市川たちの最終兵器投入には、絶好の時間だ。
輸送飛行船が静々と戦いの場に近づき、ゆっくりと高度を下げ始めた。
戦闘中のバートル軍と、ドーデン軍は、新たな飛行船の接近に気付き、隊形をゆるゆると変え始めた。
バートル軍は新手の攻撃を予想し、無事な部隊を前面に配置する。ドーデン軍は兵力の増強を期待して、傷ついた兵士を後方に下げ、バートル軍と向かい合う形を取る。
両軍の真ん中に、飛行船は着地した。バートル軍側に横腹を剥き出しにした態勢だ。バートル軍が大砲などの、火砲がないのを確信した、大胆な行動である。
もし、バートル軍に砲弾を撃ち出す大砲、砲車があれば、飛行船は即座に集中砲火を浴び、炎上している。
飛行船の、唐突な行動に、戦闘は一時中断し、しーんと戦場は静まり返っている。
と、出し抜けに、飛行船の全体が、目映く輝き出した。赤、青、黄色、緑、ピンクと、あらゆる色調のネオンが、電飾がぴかぴか、ちかちかと瞬き、ついで巨大な音量で、この場にふさわしくない、陽気な音楽を奏でる。
軽薄で、豪華で、しかも、あまりに騒々しいが、耳にしたら身体が勝手に踊り出そうとするような音楽である。おまけに、あまりにも陽気すぎ、何度となく聞いても憶えられないほどだ。

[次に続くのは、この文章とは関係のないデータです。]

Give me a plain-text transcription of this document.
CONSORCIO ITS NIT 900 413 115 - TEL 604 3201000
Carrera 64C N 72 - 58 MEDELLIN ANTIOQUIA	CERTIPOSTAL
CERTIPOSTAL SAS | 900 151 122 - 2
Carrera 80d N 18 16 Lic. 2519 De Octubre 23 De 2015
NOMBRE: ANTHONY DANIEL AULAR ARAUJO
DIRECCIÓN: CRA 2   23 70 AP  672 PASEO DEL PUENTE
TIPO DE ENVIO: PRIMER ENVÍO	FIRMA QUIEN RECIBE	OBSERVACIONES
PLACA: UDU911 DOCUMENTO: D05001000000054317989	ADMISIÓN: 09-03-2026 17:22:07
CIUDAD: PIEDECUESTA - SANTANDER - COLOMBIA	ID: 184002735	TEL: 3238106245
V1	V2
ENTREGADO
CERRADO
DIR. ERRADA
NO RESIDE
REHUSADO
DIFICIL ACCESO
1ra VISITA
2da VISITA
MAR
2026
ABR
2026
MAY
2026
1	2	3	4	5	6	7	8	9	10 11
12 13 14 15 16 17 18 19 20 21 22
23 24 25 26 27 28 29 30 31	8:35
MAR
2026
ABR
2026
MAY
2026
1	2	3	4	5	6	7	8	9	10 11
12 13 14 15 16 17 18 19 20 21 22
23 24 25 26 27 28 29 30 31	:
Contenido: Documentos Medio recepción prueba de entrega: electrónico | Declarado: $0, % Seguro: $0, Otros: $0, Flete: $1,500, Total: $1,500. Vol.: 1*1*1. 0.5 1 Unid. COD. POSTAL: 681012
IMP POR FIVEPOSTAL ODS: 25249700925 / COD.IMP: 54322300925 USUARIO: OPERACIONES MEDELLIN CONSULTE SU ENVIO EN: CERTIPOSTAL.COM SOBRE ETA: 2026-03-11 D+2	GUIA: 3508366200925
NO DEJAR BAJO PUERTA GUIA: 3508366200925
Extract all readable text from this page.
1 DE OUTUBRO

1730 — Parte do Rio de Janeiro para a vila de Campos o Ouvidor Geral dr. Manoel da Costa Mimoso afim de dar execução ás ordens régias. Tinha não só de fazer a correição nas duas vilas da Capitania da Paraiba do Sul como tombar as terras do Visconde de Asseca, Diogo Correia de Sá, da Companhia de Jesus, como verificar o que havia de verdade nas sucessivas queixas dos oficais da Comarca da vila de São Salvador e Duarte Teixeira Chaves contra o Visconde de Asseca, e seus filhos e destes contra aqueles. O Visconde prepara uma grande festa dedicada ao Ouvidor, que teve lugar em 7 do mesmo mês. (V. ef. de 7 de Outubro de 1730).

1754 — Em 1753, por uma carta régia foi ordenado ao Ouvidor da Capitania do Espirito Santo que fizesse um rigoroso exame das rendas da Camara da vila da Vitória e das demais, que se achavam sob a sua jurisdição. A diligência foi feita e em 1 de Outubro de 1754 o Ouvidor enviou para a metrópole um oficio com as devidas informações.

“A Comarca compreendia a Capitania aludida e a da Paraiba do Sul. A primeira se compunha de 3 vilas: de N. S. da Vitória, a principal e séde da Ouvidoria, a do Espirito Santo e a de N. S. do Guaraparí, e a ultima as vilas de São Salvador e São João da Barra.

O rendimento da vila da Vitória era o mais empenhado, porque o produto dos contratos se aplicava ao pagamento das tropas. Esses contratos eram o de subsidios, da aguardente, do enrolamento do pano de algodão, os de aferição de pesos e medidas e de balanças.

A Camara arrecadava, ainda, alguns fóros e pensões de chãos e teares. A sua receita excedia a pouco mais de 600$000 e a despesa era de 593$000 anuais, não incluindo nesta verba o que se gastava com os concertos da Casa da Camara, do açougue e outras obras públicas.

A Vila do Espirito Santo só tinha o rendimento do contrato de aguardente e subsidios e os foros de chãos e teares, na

両軍の兵士は、意外な展開に、戦いも忘れ、ポカンと馬鹿のように口をぱかりと開けたまま、見守っているだけだ。
飛行船の扉がぐぐーっ、と開き始めた。内部からは、さらなる光芒がこぼれる。音楽がさらに高まり、絶頂を迎えている。
現れたのは、ステージだった。フルバンドが演台に向かい、指揮者が踊るような仕草で指揮棒を振っている。